In the fee-for-service era, the typical revenue cycle mirrored a patient’s office visit and focused on obtaining appropriate payment for services delivered along the way. The emergence of new, value-based payment models is transforming that approach and, as one large urology group in the Carolinas discovered, the existing, fee-for-service approach to revenue cycle operational were no longer optimal. The practice reached out to Integra Connect to help them uncover and prioritize improvement opportunities within its existing revenue cycle, ultimately identifying talent management; documentation gaps; administrative workflow burden; and lack of forecasting capabilities as the top “high-impact” pain points.
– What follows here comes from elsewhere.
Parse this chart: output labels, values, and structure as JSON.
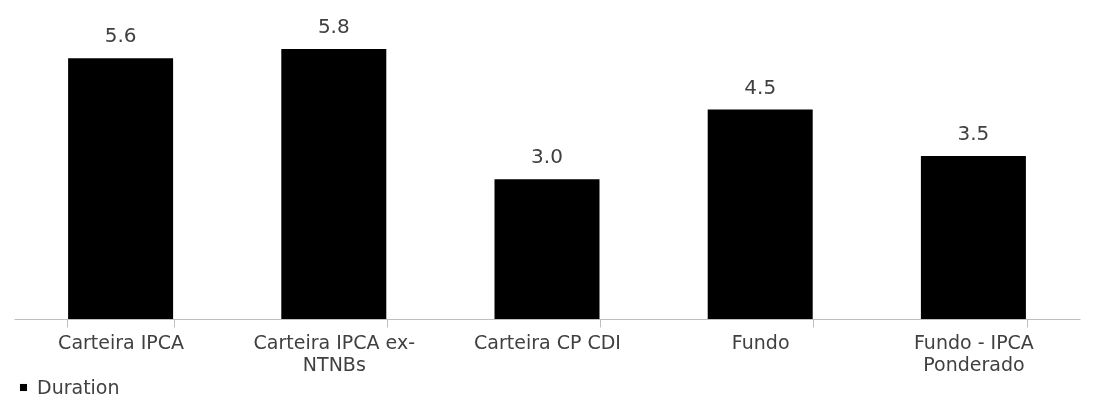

To augment the practices existing fee-for-service revenue cycle management with the key activities needed to fuel its value-based care transition, Integra Connect:
- Implemented a new engagement model between the billing and clinical teams to support contract compliance; tracking of patient quality measures; and performance management;
- Redesigned workflows to optimize efficiencies and incorporate value-based activities, including drug selection analysis, revenue modeling and documentation gap mitigation; and
- Introduced suite of analytics to model revenue upside potential and downside risk; track ongoing revenue cycle performance; and target areas that negatively impact cash flows, such as documentation gaps.
By transitioning RCM operations to Integra Connect, the practice accelerated its growth, removed administrative burden and increased control over both fee-for-service and value-based care performance. After the first six months, the practice had already increased net collections by 21 percent, reduced rejections by 48 percent, and realized a 29 percent reduction in denials.